One might find that personal loans or overdrafts are better options when trying to borrow money for personal emergencies like weddings, paying a payment, and other uses. But I frequently find myself unable to decide between the two. Personal loans are readily available and cheaply priced online from many banks and financial institutions. While personal loans and overdrafts may have high-interest rates and a similar appearance, knowing the essential distinctions will enable you to choose the one that best meets your needs and budget. We’ll help you evaluate both loans in this article so you can choose the one that best meets your needs. Let’s look more closely.
Personal loan and overdraft account
With overdrafts, you can borrow money from a bank or an NBFC without having to set up a repayment schedule as long as your current account is open. These loans are still available for immediate needs. As it is solely based on the account holder’s balance, overdraft funds have a fixed limit. In a personal loan, a lender gives you sizeable money for a specific amount of time along with an interest rate.
Difference between a personal loan and an overdraft facility
The interest rates on overdraft loans are greater than those on personal loans. When personal loans are approved, predetermined personal loan interest rates are imposed. The overdraft, however, does not accrue interest until it exceeds a permissible credit limit.
Based on his bank balance, an overdraft borrower is given a predetermined credit amount. It is flexible since a customer may withdraw any necessary quantity up to the designated limit. A personal loan’s amount or EMI cannot be changed by the borrower after the bank has approved it. Depending on the loan amount, the term of a personal loan can range from 0 to 25 years, although the term of an overdraft is shorter due to higher interest rates that apply if a sizable amount is borrowed. The flexibility aspect makes overdrafts more flexible because the repayment period might be as short as a few days or as long as a few weeks or months.
There are particular requirements for documents that must be met in order to obtain a personal loan. The loan amount is sanctioned within adat or yeo after the documentation has been verified as being complete.
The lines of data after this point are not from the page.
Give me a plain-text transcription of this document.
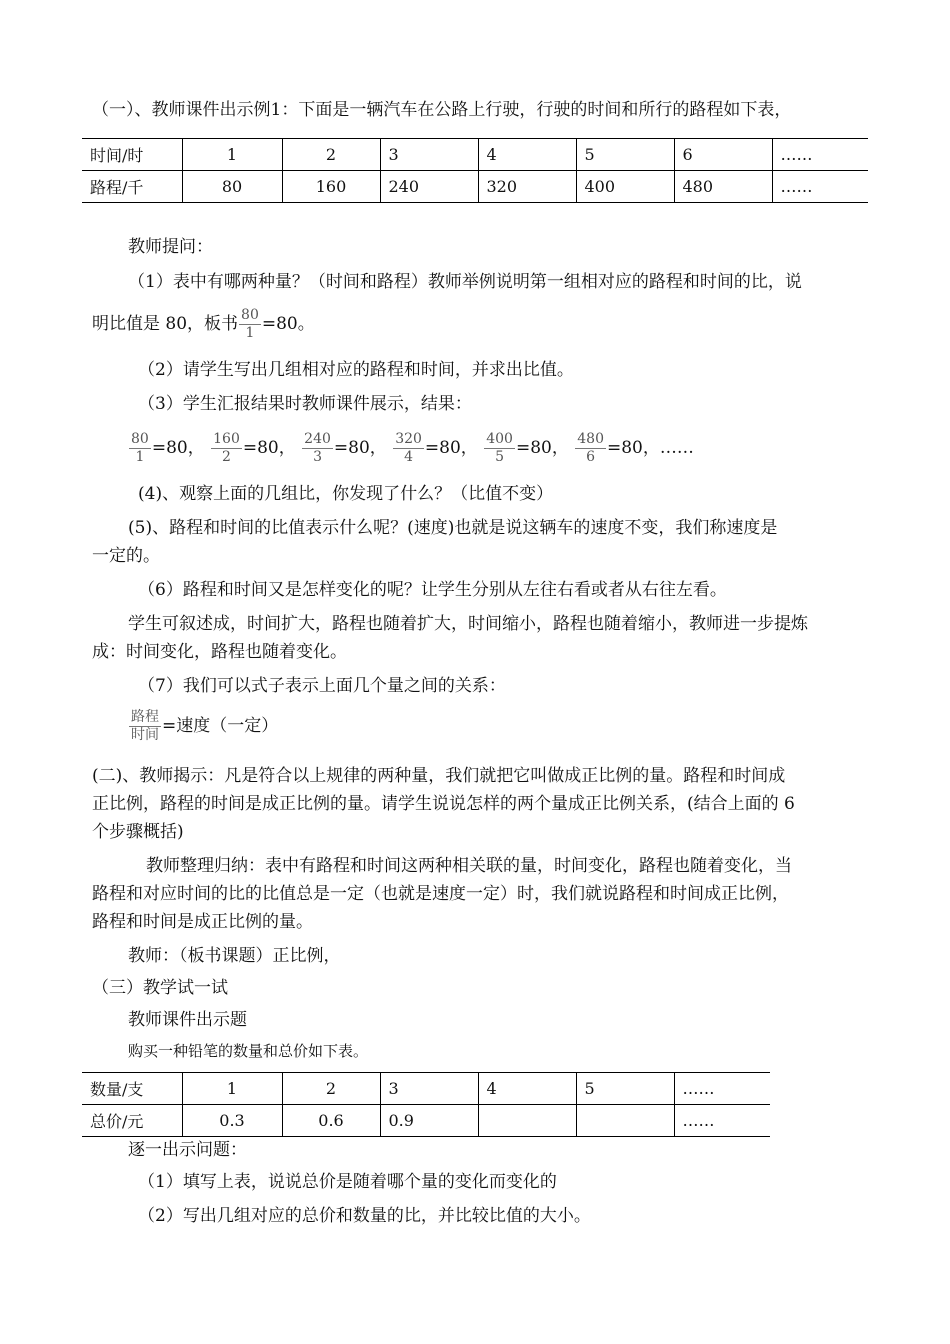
（一）、教师课件出示例1：下面是一辆汽车在公路上行驶，行驶的时间和所行的路程如下表，
时间/时	1	2	3	4	5	6	……
路程/千	80	160	240	320	400	480	……
教师提问：
（1）表中有哪两种量？（时间和路程）教师举例说明第一组相对应的路程和时间的比，说
明比值是 80，板书 $\frac{80}{1} =80$。
（2）请学生写出几组相对应的路程和时间，并求出比值。
（3）学生汇报结果时教师课件展示，结果：
$\frac{80}{1} =80$， $\frac{160}{2} =80$， $\frac{240}{3} =80$， $\frac{320}{4} =80$， $\frac{400}{5} =80$， $\frac{480}{6} =80$，……
(4)、观察上面的几组比，你发现了什么？（比值不变）
(5)、路程和时间的比值表示什么呢？(速度)也就是说这辆车的速度不变，我们称速度是
一定的。
（6）路程和时间又是怎样变化的呢？让学生分别从左往右看或者从右往左看。
学生可叙述成，时间扩大，路程也随着扩大，时间缩小，路程也随着缩小，教师进一步提炼
成：时间变化，路程也随着变化。
（7）我们可以式子表示上面几个量之间的关系：
$\frac{\text{路程}}{\text{时间}}$ =速度（一定）
(二)、教师揭示：凡是符合以上规律的两种量，我们就把它叫做成正比例的量。路程和时间成
正比例，路程的时间是成正比例的量。请学生说说怎样的两个量成正比例关系，(结合上面的 6
个步骤概括)
教师整理归纳：表中有路程和时间这两种相关联的量，时间变化，路程也随着变化，当
路程和对应时间的比的比值总是一定（也就是速度一定）时，我们就说路程和时间成正比例，
路程和时间是成正比例的量。
教师：（板书课题）正比例，
（三）教学试一试
教师课件出示题
购买一种铅笔的数量和总价如下表。
数量/支	1	2	3	4	5	……
总价/元	0.3	0.6	0.9			……
逐一出示问题：
（1）填写上表，说说总价是随着哪个量的变化而变化的
（2）写出几组对应的总价和数量的比，并比较比值的大小。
Overdraft is a more immediate and practical choice because it doesn’t involve any paperwork and you can withdraw the money whenever you want.
Mode of repayment
Only EMIs or other payment methods that the lender specifies are accepted for personal loans. When it comes to overdraft facilities, though, this is flexible because the borrower can select the method of repayment.
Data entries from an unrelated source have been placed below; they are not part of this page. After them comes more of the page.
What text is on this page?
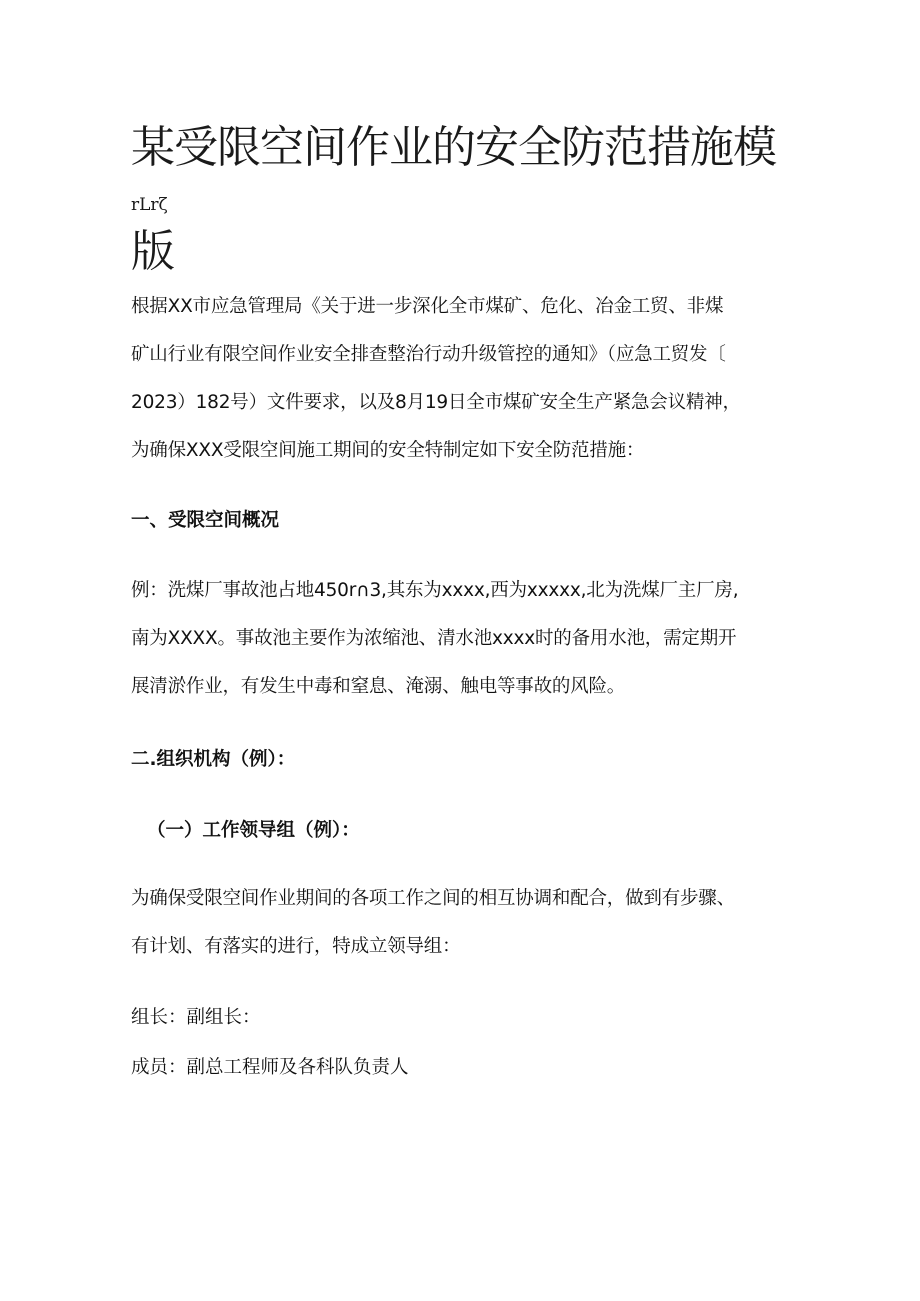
某受限空间作业的安全防范措施模
rLrζ
版
根据XX市应急管理局《关于进一步深化全市煤矿、危化、冶金工贸、非煤
矿山行业有限空间作业安全排查整治行动升级管控的通知》（应急工贸发〔
2023）182号）文件要求，以及8月19日全市煤矿安全生产紧急会议精神，
为确保XXX受限空间施工期间的安全特制定如下安全防范措施：
一、受限空间概况
例：洗煤厂事故池占地450r∩3,其东为xxxx,西为xxxxx,北为洗煤厂主厂房,
南为XXXX。事故池主要作为浓缩池、清水池xxxx时的备用水池，需定期开
展清淤作业，有发生中毒和窒息、淹溺、触电等事故的风险。
二.组织机构（例）：
（一）工作领导组（例）：
为确保受限空间作业期间的各项工作之间的相互协调和配合，做到有步骤、
有计划、有落实的进行，特成立领导组：
组长：副组长：
成员：副总工程师及各科队负责人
Your CIBIL score is impacted by the repayment of personal loans. There are opportunities to raise or lower your CIBIL score. Your credit score may suffer as a result of check bounces, missed EMI payments, etc., making it more challenging for you to obtain loans in the future.
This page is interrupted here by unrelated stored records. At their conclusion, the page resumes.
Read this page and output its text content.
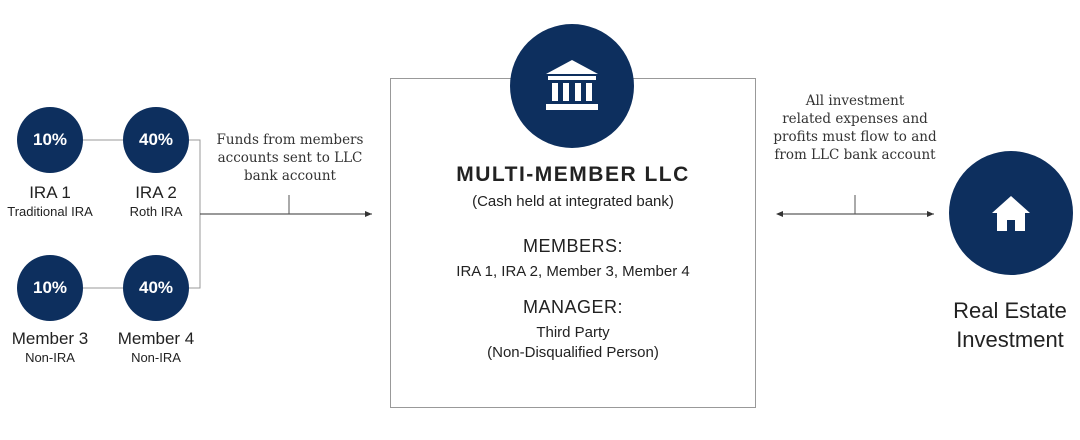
10%	40%
10%	40%
IRA 1
Traditional IRA
IRA 2
Roth IRA
Member 3
Non-IRA
Member 4
Non-IRA
Funds from members
accounts sent to LLC
bank account	MULTI-MEMBER LLC
(Cash held at integrated bank)
MEMBERS:
IRA 1, IRA 2, Member 3, Member 4
MANAGER:
Third Party
(Non-Disqualified Person)
All investment
related expenses and
profits must flow to and
from LLC bank account
Real Estate
Investment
The overdraft, on the other hand, is free of these inconveniences, helping you raise your CIBIL score.
Applying for multiple loans
While an overdraft only permits you to take one loan that you are consistently repaying, a personal loan allows you to apply for additional loans. Therefore, if you are applying for many loans, personal loans are the ideal option.
Which one is right for you?
If you need to borrow a little sum of money, overdrafts are active. They offer a variety of advantages and are hassle-free and convenient.
Personal loans are a fantastic option if you need up to Rs. 25 lakhs in funding. Regardless of the loan you choose, talk to your lender about prepayment alternatives and penalties and use their personal loan calculator to estimate the monthly cost. Consider your alternatives carefully. Both loans, though, have a purpose. Apply for the appropriate sort of loan after understanding its function and ease of repaying.